Il y a quelques jours, Louise, ingénieure du son depuis dix ans, remarque une forte présence féminine dans le cadre d’une formation. Un signal positif jusqu’à ce qu’elle s’aperçoive qu’aucune autre femme qu’elle n’est à la console de mixage, poste le plus élevé. “On arrive quasi à une parité dans les centres de formation, mais dans le milieu du travail, il y a très peu de femmes à des postes à responsabilité. Ça, ça ne bouge pas.” Et lorsqu’elles y sont, leurs paroles ne cessent d’être mises en doute.

En amont du festival Hellfest (Clisson), elle détaille par mail le fonctionnement du mixage des captations live dont elle a la charge pour Arte à l’ingénieur son d’un artiste. Réponse : “Oui, super Louise, on va faire comme ça, mais je dois absolument parler à ton ingé son !” “Ce n’est pas destiné à être méchant ou dévalorisant. Il ne s’imagine juste pas une femme au mixage. Pour lui, je suis l’assistante qui fait les mails.” Suivent d’autres souvenirs, comme cet artiste qui demande à voir son collègue masculin alors même qu’elle a assuré leurs balances.

Mais le pire, c’est “le cul des camions”, le moment de chargement et de déchargement pré- et postconcerts, “un endroit très viriliste.” “On a tous les jours des réflexions sur notre capacité physique. Ce qui m’agace, c’est le côté systématique de la réflexion : ‘Ah, mais en fait t’y arrives !’ Si on n’y arrivait pas, on ne serait pas à ces postes. C’est un moyen de remettre en cause notre légitimité. ‘Ah, mais tu sais faire ça !’ Bah oui, c’est mon métier !”

Avec une collègue, elle reporte désormais chaque remarque désobligeante dans un carnet, “pour ne pas oublier”. “Un jour, un mec lui demande si elle veut un coup de main pour porter quelque chose. Elle répond que non. Il lui lance ‘Bon, tu ne veux pas de coup de main, mais tu veux peut-être ma main au cul, non ?’ Sarah, régisseuse de 29 ans, analyse : “Parce qu’on se dit qu’on bosse dans les musiques actuelles, on est plus moderne, plus ‘cool’ et aussi plus mixte que dans certains métiers, du bâtiment par exemple, alors qu’il y a parfois un comportement paternaliste envers les femmes.”

Pour elle, la parité garantit l’égalité mais aussi une bonne ambiance de travail : “Sur le festival Cabourg mon amour, nous étions autant de femmes que d’hommes en technique et pour le coup c’était génial, le genre disparaissait complètement.

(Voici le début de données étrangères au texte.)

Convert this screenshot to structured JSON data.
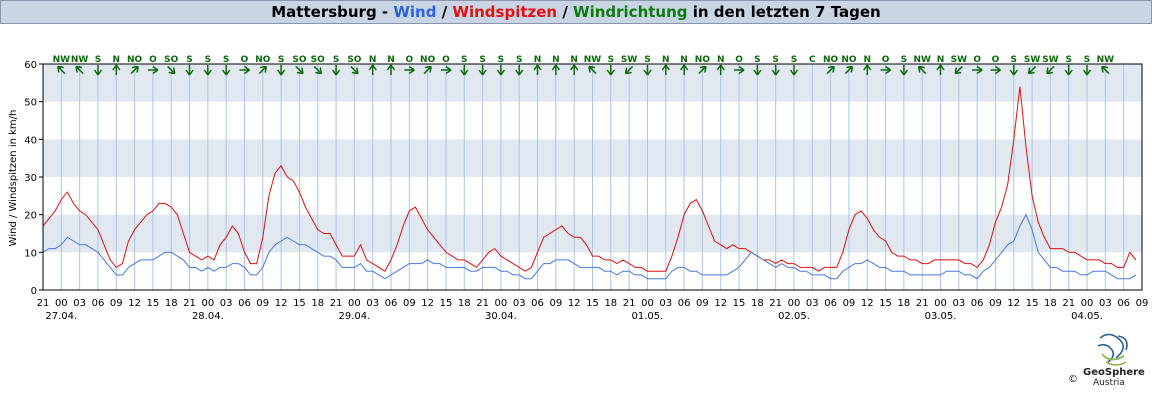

Plus de comportements sexiste ou misogyne. Juste des personnes qui travaillent ensemble. Les hommes sont du coup moins dans un ‘concours de bites”. “C’est encore vu comme un métier d’homme, alors que les oreilles n’ont pas grand-chose à voir avec le genre”, martèle Aloïse, elle aussi ingénieure son.

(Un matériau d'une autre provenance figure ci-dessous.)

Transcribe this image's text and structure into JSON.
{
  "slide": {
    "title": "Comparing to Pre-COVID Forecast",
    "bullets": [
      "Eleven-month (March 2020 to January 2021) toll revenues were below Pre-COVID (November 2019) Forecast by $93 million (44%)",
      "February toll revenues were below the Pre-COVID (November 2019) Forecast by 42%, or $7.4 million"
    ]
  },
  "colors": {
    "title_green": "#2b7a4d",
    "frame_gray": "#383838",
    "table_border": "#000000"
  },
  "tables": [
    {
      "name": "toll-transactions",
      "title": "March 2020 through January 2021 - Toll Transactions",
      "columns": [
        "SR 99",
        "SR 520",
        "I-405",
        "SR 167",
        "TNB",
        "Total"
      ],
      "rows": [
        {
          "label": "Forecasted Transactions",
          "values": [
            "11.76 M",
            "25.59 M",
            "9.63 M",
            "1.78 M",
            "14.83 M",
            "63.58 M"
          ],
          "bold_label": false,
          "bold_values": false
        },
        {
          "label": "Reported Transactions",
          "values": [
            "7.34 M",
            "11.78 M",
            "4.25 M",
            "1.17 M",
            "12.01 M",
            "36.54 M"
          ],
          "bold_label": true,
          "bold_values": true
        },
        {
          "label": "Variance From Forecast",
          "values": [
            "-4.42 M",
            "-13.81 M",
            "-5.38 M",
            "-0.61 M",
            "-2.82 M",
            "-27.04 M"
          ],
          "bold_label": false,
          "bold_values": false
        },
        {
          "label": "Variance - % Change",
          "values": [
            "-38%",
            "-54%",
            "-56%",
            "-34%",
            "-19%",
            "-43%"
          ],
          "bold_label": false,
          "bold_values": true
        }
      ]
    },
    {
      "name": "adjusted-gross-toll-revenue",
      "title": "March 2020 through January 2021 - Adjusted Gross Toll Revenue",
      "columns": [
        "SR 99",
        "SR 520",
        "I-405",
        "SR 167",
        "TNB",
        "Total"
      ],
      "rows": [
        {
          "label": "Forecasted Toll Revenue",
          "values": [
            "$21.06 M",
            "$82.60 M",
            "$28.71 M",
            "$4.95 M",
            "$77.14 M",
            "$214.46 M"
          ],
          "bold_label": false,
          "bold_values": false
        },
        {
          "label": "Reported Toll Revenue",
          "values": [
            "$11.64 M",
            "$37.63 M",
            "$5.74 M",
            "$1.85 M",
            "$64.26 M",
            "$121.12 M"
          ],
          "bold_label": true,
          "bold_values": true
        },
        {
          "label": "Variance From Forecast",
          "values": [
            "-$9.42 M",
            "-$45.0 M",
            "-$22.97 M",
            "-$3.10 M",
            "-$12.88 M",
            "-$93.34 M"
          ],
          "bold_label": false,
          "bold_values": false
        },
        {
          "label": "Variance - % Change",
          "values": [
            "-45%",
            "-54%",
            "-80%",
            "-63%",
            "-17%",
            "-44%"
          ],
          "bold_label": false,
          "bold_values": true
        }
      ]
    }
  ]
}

Toutes s’accordent à dire que la masculinité du milieu a pour conséquence la décrédibilisation de la parole des femmes, et pas seulement du côté technique. Viviane Brès, 30 ans, cheffe de projet chez le label Domino s’agace du fait qu’on lui dise systématiquement qu’elle fait “très, très jeune”. “Je n’ai jamais entendu ce genre de réflexions vis-à-vis d’un mec. C’est un milieu où les filles paraissent moins pertinentes et moins ‘cool’ qu’eux. Elles s’y connaîtraient moins en musique, aussi.”

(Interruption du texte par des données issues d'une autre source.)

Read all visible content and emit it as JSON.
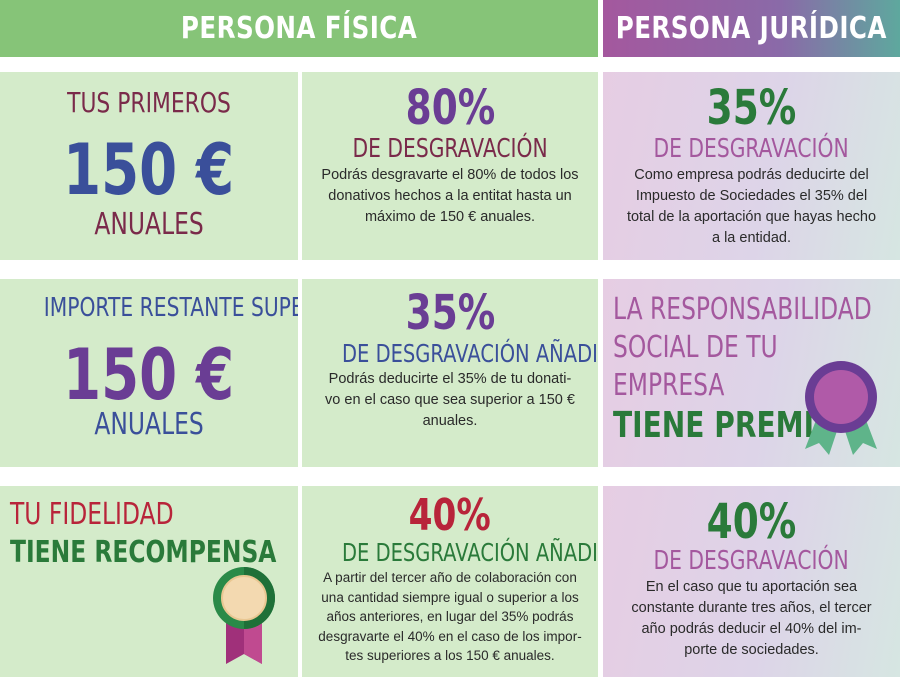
{
  "headers": {
    "fisica": "PERSONA FÍSICA",
    "juridica": "PERSONA JURÍDICA"
  },
  "colors": {
    "green_header": "#86c478",
    "green_cell": "#d4ebca",
    "purple_text": "#6a3d94",
    "blue_text": "#3a4f9a",
    "maroon_text": "#7a2a4a",
    "dark_green_text": "#2a7a3a",
    "red_text": "#b8243a"
  },
  "row1": {
    "left": {
      "top": "TUS PRIMEROS",
      "amount": "150 €",
      "bottom": "ANUALES"
    },
    "mid": {
      "percent": "80%",
      "subtitle": "DE DESGRAVACIÓN",
      "lines": [
        "Podrás desgravarte el 80% de todos los",
        "donativos hechos a la entitat hasta un",
        "máximo de 150 € anuales."
      ]
    },
    "right": {
      "percent": "35%",
      "subtitle": "DE DESGRAVACIÓN",
      "lines": [
        "Como empresa podrás deducirte del",
        "Impuesto de Sociedades el 35% del",
        "total de la aportación que hayas hecho",
        "a la entidad."
      ]
    }
  },
  "row2": {
    "left": {
      "top": "IMPORTE RESTANTE SUPERIOR",
      "amount": "150 €",
      "bottom": "ANUALES"
    },
    "mid": {
      "percent": "35%",
      "subtitle": "DE DESGRAVACIÓN AÑADIDA",
      "lines": [
        "Podrás deducirte el 35% de tu donati-",
        "vo en el caso que sea superior a 150 €",
        "anuales."
      ]
    },
    "right": {
      "lines": [
        "LA RESPONSABILIDAD",
        "SOCIAL DE TU",
        "EMPRESA"
      ],
      "highlight": "TIENE PREMIO",
      "icon": "award-ribbon-icon"
    }
  },
  "row3": {
    "left": {
      "line1": "TU FIDELIDAD",
      "line2": "TIENE RECOMPENSA",
      "icon": "medal-icon"
    },
    "mid": {
      "percent": "40%",
      "subtitle": "DE DESGRAVACIÓN AÑADIDA",
      "lines": [
        "A partir del tercer año de colaboración con",
        "una cantidad siempre igual o superior a los",
        "años anteriores, en lugar del 35% podrás",
        "desgravarte el 40% en el caso de los impor-",
        "tes superiores a los 150 € anuales."
      ]
    },
    "right": {
      "percent": "40%",
      "subtitle": "DE DESGRAVACIÓN",
      "lines": [
        "En el caso que tu aportación sea",
        "constante durante tres años, el tercer",
        "año podrás deducir el 40% del im-",
        "porte de sociedades."
      ]
    }
  }
}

Fany Némé, attachée de presse chez Sony dénonce même “un jeunisme” à l’encontre des femmes propre à une industrie “pourtant majoritairement dirigée par des hommes âgés”. Quand elles ne sont pas ramenées à leurs physiques. Il y a quelques semaines, Ondine, 35 ans, ex-journaliste musique aux Inrocks devenue productrice à la Blogothèque, était en tournage à Turin. “Les mecs de l’équipe italienne me reluquaient comme un bout de viande et se sont permis plein de commentaires désobligeants sur ma tenue. Je leur ai dit que je coproduisais ce tournage et qu’indirectement, c’était moi qui les embauchais. Autant te dire que je ne les ai plus entendus après.”